The pathetically ironic part of this story is Glaberton plowing through how journalists have not covered the story of a mistreated journalist.

The case did not draw the attention among American journalists that some of them said it deserved, in part because Mr. Hajj’s full life story was not known. As with most Guantánamo detainees, the Pentagon’s evidence against him was largely secret.

“I would have rather seen more of an outcry,” said Joel Simon, executive director of the Committee to Protect Journalists, which tried to call attention Mr. Hajj’s detention. Mr. Simon said the case was part of what he called a disturbing trend of the American military to hold journalists for long periods without charges before eventually releasing them. He said his group had documented 11 such cases since 2001.

Two critical concepts of immense importance to the fundamental nature of what this country is, what it stands for, and how it’s citizens are informed by their press, and it is published with all the introspection, analysis and professionalism of a freaking high school bake sale announcement.

I started writing this post Saturday afternoon, but it kind of got put on the back burner with all the outdoor fun we have been having here the last few days. As the comments appear to have closed on the last thread, I wanted to get something up. I have several other pieces that I am working on and will start putting up tonight; looks like a busy week ahead. Be back soon…..

UPDATE: There is another recent detainee story that deserves mention in the category of Bush/US Government cravenness as well. It is the story of young Canadian Omar Khadr, now 21, but only 15 years old when captured at the side of his dying father in a firefight in Afghanistan.

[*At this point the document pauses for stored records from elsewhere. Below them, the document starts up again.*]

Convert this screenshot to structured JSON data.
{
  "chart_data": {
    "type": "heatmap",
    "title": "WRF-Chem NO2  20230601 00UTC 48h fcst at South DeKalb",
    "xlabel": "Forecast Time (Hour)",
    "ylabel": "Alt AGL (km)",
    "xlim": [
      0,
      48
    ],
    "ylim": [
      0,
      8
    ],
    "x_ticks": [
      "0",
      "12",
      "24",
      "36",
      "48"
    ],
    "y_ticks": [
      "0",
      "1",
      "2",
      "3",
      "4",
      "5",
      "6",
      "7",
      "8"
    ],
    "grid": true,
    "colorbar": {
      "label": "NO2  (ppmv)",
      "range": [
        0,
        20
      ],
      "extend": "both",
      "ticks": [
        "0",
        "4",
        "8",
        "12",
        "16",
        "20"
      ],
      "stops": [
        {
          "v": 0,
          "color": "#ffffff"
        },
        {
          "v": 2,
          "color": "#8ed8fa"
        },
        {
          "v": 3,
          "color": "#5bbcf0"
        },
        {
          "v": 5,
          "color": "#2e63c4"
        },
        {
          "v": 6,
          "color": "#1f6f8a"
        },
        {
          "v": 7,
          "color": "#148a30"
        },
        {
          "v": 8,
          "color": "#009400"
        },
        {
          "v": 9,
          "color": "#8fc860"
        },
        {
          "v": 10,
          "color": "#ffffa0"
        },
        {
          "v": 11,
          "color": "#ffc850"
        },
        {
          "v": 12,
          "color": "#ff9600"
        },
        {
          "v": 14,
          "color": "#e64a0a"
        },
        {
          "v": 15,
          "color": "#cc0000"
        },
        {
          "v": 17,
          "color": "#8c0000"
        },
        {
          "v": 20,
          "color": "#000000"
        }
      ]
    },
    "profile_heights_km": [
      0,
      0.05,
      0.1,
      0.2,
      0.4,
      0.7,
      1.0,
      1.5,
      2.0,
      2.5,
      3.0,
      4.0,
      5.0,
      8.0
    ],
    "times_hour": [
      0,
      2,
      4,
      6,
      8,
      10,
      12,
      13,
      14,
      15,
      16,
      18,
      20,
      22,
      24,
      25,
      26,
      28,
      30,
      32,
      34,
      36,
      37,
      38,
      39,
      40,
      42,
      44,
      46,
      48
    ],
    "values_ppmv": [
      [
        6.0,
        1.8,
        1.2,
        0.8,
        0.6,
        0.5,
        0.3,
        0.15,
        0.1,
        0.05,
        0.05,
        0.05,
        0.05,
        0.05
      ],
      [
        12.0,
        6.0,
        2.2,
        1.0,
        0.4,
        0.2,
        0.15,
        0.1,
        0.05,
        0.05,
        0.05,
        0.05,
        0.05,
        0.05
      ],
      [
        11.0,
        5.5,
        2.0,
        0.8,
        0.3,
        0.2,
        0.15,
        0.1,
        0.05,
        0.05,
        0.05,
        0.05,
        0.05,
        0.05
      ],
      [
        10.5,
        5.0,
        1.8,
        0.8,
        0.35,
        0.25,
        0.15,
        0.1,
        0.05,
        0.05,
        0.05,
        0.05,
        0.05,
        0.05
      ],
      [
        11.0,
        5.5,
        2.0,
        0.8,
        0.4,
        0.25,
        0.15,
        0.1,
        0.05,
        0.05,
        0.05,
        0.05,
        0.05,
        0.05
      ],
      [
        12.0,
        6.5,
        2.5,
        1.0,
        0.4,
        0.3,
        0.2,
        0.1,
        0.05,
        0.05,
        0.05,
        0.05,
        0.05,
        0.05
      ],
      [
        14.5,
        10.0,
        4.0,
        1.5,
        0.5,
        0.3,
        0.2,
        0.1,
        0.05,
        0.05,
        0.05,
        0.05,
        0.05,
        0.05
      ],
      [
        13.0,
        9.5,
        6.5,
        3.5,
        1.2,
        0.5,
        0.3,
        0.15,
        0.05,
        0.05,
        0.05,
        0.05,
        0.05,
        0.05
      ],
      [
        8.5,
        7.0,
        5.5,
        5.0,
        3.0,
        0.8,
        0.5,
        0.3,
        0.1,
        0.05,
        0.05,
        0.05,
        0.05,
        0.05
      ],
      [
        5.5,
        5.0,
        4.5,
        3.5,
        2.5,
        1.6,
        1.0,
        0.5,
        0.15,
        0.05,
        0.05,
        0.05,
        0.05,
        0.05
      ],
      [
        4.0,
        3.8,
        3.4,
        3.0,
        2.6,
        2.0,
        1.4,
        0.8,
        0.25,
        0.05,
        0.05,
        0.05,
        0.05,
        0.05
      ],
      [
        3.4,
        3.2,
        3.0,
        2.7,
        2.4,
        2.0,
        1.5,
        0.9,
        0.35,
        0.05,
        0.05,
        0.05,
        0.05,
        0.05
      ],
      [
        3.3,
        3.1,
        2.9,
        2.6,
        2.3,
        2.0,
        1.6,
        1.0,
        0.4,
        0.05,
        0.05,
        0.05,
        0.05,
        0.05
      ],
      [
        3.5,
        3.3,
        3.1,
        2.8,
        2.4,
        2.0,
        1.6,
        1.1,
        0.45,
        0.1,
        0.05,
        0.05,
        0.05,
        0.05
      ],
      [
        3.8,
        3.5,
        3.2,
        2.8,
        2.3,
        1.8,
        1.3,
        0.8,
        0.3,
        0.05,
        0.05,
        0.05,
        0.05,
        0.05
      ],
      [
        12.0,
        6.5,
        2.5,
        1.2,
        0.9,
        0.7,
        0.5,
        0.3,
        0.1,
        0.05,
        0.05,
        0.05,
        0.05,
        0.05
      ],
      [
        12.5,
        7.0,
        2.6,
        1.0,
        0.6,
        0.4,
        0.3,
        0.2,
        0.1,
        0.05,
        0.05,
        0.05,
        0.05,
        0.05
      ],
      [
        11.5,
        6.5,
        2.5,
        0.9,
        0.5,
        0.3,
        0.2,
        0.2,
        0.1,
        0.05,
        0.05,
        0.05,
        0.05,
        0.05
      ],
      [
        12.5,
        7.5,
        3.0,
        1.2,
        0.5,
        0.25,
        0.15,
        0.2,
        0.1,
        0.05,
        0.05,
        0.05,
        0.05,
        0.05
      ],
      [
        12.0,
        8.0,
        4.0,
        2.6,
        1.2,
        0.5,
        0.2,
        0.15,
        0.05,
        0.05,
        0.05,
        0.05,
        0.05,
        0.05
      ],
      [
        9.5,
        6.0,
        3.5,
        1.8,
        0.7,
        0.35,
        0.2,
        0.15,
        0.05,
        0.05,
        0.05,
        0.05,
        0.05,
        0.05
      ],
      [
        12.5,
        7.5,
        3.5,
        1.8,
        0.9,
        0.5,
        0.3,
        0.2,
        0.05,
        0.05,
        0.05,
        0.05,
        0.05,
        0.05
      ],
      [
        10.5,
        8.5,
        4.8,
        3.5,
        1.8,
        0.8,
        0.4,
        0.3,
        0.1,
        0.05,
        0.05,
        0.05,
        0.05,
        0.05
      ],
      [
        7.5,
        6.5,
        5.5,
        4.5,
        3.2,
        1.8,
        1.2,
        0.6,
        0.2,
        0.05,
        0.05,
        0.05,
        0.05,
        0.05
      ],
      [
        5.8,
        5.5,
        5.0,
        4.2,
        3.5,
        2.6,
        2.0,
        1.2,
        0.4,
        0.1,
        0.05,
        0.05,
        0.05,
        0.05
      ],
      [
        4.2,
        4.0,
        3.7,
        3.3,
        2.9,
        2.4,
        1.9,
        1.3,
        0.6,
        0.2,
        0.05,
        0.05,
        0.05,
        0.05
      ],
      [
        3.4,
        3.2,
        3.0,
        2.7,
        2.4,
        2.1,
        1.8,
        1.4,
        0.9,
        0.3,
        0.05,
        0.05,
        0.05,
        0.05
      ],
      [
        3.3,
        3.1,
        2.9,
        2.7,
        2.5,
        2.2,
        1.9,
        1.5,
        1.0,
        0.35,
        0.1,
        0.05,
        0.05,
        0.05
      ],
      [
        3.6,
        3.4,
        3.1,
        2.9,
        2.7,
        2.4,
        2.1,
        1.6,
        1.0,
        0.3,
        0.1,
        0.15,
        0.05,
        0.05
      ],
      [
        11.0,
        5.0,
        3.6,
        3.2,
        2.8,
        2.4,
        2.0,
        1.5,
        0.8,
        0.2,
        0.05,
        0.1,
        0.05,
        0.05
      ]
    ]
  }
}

A Canadian captured in Afghanistan at age 15 can be tried for murder in the Guantanamo war crimes court, a U.S. military judge ruled in rejecting claims that he was a child soldier who should be rehabilitated rather than prosecuted.

His military lawyer, Lt. Cmdr. William Kuebler, had argued in February hearings at the Guantanamo naval base that Khadr was a child soldier illegally conscripted by his father, an al Qaeda financier. He urged the judge to drop the charges, which carry a maximum penalty of life in prison.

Kuebler called the ruling "an embarrassment to the United States" and said Canada would share in the embarrassment if it allows its citizen to be tried at Guantanamo. He said Khadr would be the first child soldier tried for war crimes in modern history.

The United States and Canada have ratified an international treaty, the Child Soldier Protocol, that outlaws recruitment of combatants under age 18 and requires governments to help child soldiers recover and reintegrate into society.

Lovely. Bush has treated yet another seminal international human rights treaty, ratified and adopted by the United States as the law of the land, as "just a damn piece of paper". Not only are we violating the Child Soldier Protocol to prosecute young Khadr, there is a serious question as to the truthfulness of the allegations against him. As Ishmael and Skdadl have pointed out previously, the Canadians are not exactly acquitting themselves well on the Khadr case either; they should be standing up for the propriety and spirit of the law, irrespective of whether Khadr is ultimately guilty. Crickets chirping in the yard up north too.

In regards to detainee issues, when I started plumbing some depths for a couple of sub-issues, I stumbled into this dissertation that is very thorough and useful. Report On Guantanamo Detainees by Mark (Seton Hall Law Professor) and Joshua (attorney) Denbeaux. Pretty outstanding resource, check it out.